ABSTRACT

AFTER the 1922 election, the fate of Lloyd George, and of both wings of the Liberal Party, was wholly obscure. The logic of the National Liberals’ position seemed to be to support the Conservatives, and in fact they continued to co-operate with Bonar Law’s government throughout the 1923 session. Some prominent Coalition Liberals, like Churchill, Hamar Greenwood and Guest, seemed well on the way to union with their former Conservative colleagues, to form a united front against the menace of Labour. But the prospects of the Conservatives again accepting Lloyd George to their bosom was highly remote.
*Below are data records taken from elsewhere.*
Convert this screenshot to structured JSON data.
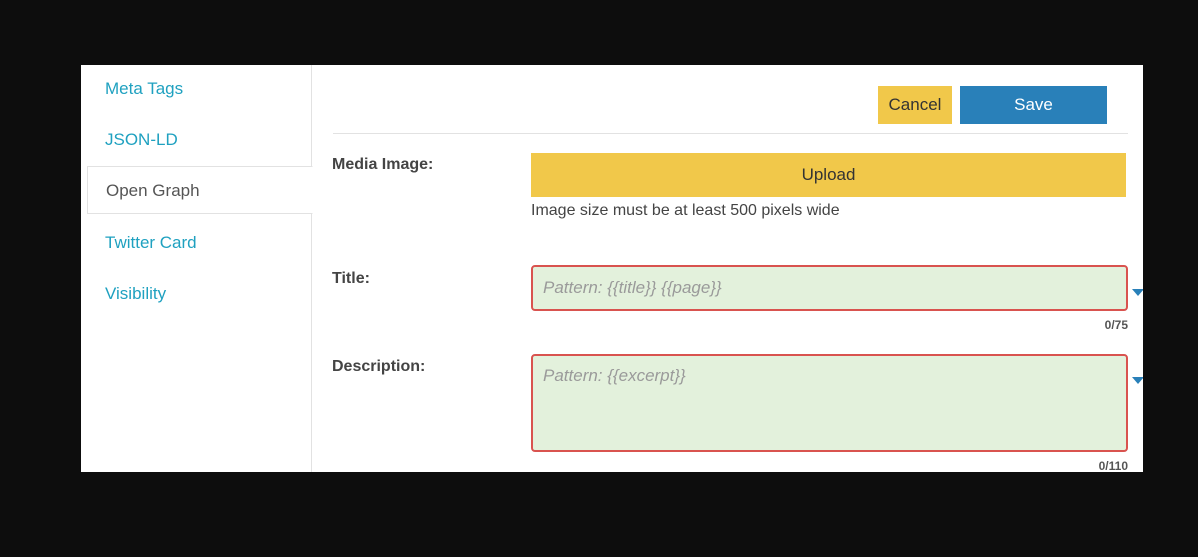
{
  "sidebar": {
    "items": [
      {
        "label": "Meta Tags"
      },
      {
        "label": "JSON-LD"
      },
      {
        "label": "Open Graph"
      },
      {
        "label": "Twitter Card"
      },
      {
        "label": "Visibility"
      }
    ],
    "active": "Open Graph"
  },
  "toolbar": {
    "cancel_label": "Cancel",
    "save_label": "Save"
  },
  "form": {
    "media_image": {
      "label": "Media Image:",
      "upload_label": "Upload",
      "hint": "Image size must be at least 500 pixels wide"
    },
    "title": {
      "label": "Title:",
      "value": "",
      "placeholder": "Pattern: {{title}} {{page}}",
      "counter": "0/75"
    },
    "description": {
      "label": "Description:",
      "value": "",
      "placeholder": "Pattern: {{excerpt}}",
      "counter": "0/110"
    }
  },
  "colors": {
    "link": "#1fa1c0",
    "cancel_bg": "#f1c84a",
    "save_bg": "#2980b9",
    "field_bg": "#e3f1dc",
    "field_error_border": "#d9534f"
  },
  "icons": [
    "chevron-down-icon"
  ]
}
When Baldwin unexpectedly succeeded Bonar Law as Prime Minister in May 1923, this prospect became unthinkable: Baldwin, otherwise an amiable figure, was ‘obsessed’ (in Thomas Jones’s word) by loathing of Lloyd George and haunted by memories of his amoral Coalition. Instead, the National Liberals and Independent Liberals made several indirect approaches towards possible reunion during the 1923 session, headed by intermediaries like Mond and Hogge on each side. But little headway was made, with the glittering millions of the ‘Lloyd George Fund’ as a supreme obstacle. The 1923 session ended with agreement between the rival Liberal factions at Westminster no nearer, whatever the moves towards reconciliation at the constituency level.